At my employer we have an emergency location (glorified office) that we basically never operate out of except one afternoon a quarter to prove we can. The documentation about how to operate out of that site includes a warning to that effect.
Edit: Now that I think about it building has been remodeled so I should really have someone confirm if the warning is still valid.
Contractually required. Clients want assurance of continuity of business in case a meteor hits our office or an errant backhoe hits the fiber on our street. We use it for real about one day every 2-2.5yr. It's only enough space for the dozen key people we need to field urgent stuff.
Previously we had clients required us cross train a handful of key employees on their specific stuff so they could acqui-hire those people to maintain their stuff in the event our company went tits up on short notice (we actually saw them exercise that with a prior vendor). They no longer do that as we're much bigger now.

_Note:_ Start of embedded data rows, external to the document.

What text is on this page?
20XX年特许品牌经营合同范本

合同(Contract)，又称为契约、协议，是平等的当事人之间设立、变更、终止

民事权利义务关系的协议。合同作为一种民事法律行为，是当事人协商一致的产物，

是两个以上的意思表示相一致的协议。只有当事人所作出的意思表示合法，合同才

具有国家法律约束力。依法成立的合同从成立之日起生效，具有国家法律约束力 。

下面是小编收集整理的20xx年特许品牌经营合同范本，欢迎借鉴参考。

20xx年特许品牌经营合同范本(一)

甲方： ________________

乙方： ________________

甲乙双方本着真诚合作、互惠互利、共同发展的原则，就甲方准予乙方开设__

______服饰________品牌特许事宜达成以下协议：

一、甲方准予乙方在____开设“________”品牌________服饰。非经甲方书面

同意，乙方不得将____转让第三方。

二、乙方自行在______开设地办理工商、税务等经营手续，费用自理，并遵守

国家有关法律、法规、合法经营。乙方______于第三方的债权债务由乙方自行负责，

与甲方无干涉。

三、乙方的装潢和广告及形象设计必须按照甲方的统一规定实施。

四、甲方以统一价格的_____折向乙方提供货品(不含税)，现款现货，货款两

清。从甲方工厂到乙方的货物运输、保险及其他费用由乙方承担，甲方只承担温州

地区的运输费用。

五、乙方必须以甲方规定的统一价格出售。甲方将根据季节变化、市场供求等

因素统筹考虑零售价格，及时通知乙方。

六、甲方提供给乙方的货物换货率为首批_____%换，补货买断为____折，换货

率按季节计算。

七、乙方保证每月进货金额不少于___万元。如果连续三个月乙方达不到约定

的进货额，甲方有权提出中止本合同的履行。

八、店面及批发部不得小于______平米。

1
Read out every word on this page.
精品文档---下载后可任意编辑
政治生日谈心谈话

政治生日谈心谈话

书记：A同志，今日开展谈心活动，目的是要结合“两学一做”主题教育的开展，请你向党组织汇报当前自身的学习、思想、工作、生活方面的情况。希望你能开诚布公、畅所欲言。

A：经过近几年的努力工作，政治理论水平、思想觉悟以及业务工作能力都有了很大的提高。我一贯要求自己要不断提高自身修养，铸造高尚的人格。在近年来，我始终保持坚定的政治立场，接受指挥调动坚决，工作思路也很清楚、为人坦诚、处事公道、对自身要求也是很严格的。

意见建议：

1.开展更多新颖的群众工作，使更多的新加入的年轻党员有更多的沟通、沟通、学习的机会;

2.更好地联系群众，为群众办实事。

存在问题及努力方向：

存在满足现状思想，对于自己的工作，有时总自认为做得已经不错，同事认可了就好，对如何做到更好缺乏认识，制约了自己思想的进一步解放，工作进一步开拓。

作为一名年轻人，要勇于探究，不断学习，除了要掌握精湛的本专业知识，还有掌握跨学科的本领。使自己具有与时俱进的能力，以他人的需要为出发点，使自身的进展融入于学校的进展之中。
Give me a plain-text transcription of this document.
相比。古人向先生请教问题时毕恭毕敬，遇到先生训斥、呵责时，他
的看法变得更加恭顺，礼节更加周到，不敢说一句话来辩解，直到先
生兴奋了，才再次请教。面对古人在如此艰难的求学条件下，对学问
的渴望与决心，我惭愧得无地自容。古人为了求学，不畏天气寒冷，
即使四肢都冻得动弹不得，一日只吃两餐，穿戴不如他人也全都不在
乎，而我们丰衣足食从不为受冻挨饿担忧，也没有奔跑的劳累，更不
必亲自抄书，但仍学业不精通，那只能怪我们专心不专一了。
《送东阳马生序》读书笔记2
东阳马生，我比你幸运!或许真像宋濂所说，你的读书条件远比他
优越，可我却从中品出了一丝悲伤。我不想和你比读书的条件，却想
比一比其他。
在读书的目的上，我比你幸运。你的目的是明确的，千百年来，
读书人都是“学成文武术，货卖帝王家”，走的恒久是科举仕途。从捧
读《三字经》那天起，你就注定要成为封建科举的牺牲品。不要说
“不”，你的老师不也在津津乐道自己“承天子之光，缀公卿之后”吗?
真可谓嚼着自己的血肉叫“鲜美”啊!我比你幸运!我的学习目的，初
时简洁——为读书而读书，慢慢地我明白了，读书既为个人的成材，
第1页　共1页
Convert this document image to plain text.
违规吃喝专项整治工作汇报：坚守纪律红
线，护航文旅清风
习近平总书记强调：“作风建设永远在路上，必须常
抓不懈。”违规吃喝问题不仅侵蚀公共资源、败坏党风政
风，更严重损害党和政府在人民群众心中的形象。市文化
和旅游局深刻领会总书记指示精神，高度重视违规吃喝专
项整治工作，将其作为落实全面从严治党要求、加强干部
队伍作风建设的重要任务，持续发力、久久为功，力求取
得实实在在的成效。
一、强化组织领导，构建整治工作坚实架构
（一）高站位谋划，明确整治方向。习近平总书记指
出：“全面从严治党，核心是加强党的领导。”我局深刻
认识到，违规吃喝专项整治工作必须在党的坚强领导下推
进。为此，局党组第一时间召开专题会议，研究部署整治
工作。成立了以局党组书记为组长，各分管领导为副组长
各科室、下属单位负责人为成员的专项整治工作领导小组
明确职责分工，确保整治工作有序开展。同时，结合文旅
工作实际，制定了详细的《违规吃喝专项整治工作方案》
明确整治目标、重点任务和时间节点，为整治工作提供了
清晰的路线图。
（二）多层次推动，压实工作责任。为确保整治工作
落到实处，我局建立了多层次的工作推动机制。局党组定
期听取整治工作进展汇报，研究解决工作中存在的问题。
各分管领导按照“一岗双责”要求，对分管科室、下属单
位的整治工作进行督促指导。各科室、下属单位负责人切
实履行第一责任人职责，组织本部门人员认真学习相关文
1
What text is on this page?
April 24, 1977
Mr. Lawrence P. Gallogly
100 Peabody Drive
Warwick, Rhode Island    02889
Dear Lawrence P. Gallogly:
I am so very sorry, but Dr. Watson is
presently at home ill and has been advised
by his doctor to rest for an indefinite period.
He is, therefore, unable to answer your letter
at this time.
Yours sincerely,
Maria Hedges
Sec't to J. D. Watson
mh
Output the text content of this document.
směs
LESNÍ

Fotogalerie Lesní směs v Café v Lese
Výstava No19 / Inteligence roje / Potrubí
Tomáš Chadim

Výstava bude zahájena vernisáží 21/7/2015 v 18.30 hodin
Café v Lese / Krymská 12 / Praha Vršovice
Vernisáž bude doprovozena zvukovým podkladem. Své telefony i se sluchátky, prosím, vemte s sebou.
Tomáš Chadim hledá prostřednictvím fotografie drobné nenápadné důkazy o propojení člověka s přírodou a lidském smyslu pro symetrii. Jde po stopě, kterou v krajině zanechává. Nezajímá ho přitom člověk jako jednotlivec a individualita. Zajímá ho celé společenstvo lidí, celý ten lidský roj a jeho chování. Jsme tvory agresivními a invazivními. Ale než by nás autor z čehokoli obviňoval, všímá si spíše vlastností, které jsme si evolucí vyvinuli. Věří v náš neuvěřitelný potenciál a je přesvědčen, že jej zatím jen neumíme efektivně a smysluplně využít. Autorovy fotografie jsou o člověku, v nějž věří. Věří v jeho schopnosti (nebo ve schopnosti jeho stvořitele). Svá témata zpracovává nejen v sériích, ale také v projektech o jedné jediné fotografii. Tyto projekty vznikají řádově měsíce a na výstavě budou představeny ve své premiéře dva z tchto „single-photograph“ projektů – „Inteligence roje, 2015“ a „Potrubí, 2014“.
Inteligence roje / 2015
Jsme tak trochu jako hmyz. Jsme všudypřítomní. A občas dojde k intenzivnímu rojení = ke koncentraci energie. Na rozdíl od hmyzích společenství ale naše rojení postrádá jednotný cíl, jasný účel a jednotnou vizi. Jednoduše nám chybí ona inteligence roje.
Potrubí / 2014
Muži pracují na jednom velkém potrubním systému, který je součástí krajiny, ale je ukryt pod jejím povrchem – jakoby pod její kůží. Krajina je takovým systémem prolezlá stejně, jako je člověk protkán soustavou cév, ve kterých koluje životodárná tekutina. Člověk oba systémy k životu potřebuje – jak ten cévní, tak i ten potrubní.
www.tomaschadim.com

Finance stuff. Where I work it's more of an inherited checkbox than an actual mission critical requirement but I suppose it would help us if it really came down to it and the customers see enough value in it that they pay for it so...
It makes sense to have a business continuity plan for various scenarios that could render the primary office location unusable (power outage, natural disaster, police closing the area for some reason, ...).
For many businesses, WFH or "everyone goes to the Winchester, we have a nice cold pint, and wait for all of this to blow over" could be valid options, but if you want to have business continuity, having at least a small office where the disaster recovery team can meet and coordinate things from makes sense.
A contract for guaranteed priority access with a coworking space would likely be the easiest option unless you need some custom infrastructure though.
Edit: Now that I think about it building has been remodeled so I should really have someone confirm if the warning is still valid.